Ring Around the City
Aegis of Earth is a tower defense game, pure and simple. You protect a city, starting out in the quaint, some would even say boring, city of Kimberley. There’s the city’s core, which must be protected at all times — if that component’s health reaches zero, it’s game over! The city is comprised of four rings, or zones, where you can place different offensive and defensive units. Each unit can also be upgraded by using crystals found on enemies, along with a price in gold.
While your units attack automatically whenever enemies are within range (indicated by red markings on the map), Aegis of Earth throws a little bit of strategy your way with a few mechanics. The first is unit merging. If you manage to line up two or more units of the same type (you rotate a zone with either the left analog stick or shoulder buttons), they will merge together and form a larger, more powerful version. Eventually, with enemies approaching from all sides, the choice becomes either merging units for more powerful attacks, or rotating various zones to ensure that you’re covering the widest area possible.
Better From a Distance
Aegis of Earth does include very well-drawn artwork, for characters and cinematics. It’s disappointing, then, to see that the game has rather disappointing visuals on the Vita. Textures are blocky, and the environment is just a few ugly shades of green. The interface through which you perform upgrades and purchase upgrades is somewhat interesting, however, as the game world is simply moved into a monitor while the interface pops up. The transition into a battle is also rather seamless, though things will get very repetitive as characters say the exact same lines whether you’re entering battle number 5 or number 25.

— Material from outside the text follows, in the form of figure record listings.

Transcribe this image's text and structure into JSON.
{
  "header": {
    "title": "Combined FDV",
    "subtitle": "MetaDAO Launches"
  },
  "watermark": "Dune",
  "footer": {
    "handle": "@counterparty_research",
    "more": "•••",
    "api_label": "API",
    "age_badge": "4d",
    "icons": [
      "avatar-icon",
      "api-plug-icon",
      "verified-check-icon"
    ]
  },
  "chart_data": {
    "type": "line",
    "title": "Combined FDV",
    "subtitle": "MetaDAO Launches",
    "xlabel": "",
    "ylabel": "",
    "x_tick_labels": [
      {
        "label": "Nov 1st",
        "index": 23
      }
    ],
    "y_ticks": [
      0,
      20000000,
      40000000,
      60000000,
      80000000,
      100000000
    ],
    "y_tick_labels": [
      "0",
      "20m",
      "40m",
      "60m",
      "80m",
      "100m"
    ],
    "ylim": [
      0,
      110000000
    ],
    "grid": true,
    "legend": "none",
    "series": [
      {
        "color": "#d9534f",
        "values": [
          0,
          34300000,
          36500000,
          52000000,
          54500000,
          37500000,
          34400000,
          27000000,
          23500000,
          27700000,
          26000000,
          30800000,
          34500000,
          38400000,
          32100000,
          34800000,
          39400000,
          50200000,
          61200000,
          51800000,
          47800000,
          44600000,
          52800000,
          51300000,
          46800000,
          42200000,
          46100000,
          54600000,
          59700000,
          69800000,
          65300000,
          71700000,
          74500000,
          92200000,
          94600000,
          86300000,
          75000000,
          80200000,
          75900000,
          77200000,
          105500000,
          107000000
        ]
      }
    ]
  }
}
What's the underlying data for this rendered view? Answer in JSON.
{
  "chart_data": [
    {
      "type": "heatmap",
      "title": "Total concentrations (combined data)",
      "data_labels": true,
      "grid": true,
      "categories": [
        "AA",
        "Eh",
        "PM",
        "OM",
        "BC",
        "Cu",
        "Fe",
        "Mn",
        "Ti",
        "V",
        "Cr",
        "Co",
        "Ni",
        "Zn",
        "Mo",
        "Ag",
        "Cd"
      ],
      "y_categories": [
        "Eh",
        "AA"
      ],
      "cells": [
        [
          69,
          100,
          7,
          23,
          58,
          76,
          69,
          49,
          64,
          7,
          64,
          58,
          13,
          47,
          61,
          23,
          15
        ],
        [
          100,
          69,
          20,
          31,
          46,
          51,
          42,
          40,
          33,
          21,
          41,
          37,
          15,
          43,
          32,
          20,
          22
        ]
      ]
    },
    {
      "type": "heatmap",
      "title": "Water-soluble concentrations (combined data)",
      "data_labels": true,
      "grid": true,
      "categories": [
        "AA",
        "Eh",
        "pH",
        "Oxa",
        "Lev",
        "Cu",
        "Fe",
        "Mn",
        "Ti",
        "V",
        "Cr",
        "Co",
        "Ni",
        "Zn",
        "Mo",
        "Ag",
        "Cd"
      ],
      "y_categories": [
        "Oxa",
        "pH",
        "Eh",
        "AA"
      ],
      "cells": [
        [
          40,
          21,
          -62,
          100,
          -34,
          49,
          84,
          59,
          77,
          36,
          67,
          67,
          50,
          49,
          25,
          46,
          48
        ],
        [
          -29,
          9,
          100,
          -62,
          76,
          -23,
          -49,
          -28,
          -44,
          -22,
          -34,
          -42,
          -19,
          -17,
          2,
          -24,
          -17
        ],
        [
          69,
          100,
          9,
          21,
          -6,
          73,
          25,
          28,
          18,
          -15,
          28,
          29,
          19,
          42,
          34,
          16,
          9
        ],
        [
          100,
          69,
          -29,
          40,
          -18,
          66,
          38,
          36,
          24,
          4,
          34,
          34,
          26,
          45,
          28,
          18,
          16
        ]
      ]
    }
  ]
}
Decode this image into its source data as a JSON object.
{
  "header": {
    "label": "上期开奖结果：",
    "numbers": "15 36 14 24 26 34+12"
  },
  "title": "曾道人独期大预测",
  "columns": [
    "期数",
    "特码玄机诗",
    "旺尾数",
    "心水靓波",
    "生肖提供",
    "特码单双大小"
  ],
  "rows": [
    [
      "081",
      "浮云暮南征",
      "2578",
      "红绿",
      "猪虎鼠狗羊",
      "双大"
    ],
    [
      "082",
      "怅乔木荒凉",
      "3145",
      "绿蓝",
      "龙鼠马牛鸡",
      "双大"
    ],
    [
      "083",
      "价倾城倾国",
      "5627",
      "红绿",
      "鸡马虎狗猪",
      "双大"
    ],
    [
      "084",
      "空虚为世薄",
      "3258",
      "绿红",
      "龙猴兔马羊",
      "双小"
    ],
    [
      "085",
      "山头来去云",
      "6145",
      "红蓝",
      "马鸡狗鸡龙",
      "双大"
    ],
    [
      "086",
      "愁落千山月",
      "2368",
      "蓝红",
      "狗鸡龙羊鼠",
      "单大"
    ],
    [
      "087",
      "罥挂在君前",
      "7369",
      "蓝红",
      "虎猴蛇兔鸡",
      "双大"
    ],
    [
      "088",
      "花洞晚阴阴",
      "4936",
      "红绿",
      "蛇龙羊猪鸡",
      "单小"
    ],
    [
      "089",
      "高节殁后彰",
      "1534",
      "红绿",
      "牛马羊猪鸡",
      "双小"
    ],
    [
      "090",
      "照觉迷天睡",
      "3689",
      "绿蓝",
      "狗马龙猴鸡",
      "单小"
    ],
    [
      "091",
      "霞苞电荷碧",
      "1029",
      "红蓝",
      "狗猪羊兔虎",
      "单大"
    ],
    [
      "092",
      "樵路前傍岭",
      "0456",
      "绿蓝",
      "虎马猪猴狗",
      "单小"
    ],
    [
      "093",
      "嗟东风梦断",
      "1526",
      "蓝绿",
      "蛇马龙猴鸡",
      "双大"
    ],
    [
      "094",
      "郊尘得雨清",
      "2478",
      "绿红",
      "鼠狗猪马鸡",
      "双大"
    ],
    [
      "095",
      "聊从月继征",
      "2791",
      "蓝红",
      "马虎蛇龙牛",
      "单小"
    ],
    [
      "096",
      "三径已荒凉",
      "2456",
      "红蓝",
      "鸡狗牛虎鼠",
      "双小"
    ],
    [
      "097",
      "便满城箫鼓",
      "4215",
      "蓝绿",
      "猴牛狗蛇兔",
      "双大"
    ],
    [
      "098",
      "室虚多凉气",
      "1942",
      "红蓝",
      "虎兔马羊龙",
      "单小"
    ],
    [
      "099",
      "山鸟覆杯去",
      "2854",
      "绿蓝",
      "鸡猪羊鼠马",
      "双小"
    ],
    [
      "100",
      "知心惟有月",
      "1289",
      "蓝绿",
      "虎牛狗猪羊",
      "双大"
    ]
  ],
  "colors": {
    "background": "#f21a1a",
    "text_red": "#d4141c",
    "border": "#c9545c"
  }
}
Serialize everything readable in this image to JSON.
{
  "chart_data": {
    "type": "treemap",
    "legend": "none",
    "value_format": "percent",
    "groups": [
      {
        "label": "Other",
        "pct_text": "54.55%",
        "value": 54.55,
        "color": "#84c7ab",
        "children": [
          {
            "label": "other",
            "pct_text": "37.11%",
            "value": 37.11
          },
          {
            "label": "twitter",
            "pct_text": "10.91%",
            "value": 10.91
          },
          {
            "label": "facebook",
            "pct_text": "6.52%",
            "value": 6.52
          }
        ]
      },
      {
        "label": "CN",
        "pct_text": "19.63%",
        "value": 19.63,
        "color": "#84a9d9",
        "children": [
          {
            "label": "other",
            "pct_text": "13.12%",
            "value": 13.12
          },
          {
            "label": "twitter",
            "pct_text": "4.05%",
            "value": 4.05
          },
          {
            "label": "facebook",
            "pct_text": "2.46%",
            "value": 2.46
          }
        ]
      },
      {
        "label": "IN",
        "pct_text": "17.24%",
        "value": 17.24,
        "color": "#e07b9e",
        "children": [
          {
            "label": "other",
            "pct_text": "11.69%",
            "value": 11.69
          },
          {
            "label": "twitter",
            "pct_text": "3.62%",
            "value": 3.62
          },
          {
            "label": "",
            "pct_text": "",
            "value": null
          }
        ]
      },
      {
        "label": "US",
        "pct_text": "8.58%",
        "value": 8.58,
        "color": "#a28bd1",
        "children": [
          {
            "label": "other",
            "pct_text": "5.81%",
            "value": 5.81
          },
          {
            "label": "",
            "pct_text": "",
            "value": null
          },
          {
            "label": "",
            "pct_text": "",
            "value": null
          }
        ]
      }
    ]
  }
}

This game is half-voiced. By that, I mean that only a few cutscenes are fully-voiced. Usually, characters only voice simple exclamations, such as “Hey!,” “Everyone!,” “Commander!,” and others whenever they are talking, and it’s left to the player to simply read text instead. The game is under 800 MB on the Vita, so it’s not as though Acquire/Aksys was running out of space and couldn’t fit more voice data into the game. This was likely a budget consideration, but makes the game’s more important cutscenes a bit less impactful.
The default difficulty level is also very, very low. With the game on this setting, I never lost a single battle, and after the first eight or so rounds I was able to defeat the enemy (even a boss character) without rotating any single zone once, as the game played with my units on autopilot. Yet, I don’t see this as a bad thing. If you’re a casual gamer who’s not looking for a punishing game, then this will allow you to get your tower defence fix in without breaking a sweat. The harder difficulty levels are there for those who want the challenge.
Safe, But Limited
There is only one game mode in Aegis of Earth, the main campaign. Cross-save functionality is enabled, however, so at least progress can be transferred between devices. However, cross-buy is not available for this game, so if you intend on playing on the Vita as well as s home console, you’ll be out a bit more money than usual. The game is not full-priced on any platform, however, reflecting its lower budget.
Aegis of Earth: Protonovus Assault is a safe tower defense game. Its rotating zones of units is a novel approach to changing up the gameplay a little bit, but at the end of the day this is yet another tower defense game in a genre full of them. But it does have anime-inspired cutscenes and characters, so it will appeal to a certain niche of gamers. Outside of some blocky textures, there’s nothing terribly wrong with Aegis of Earth — but there’s also nothing groundbreaking here, either.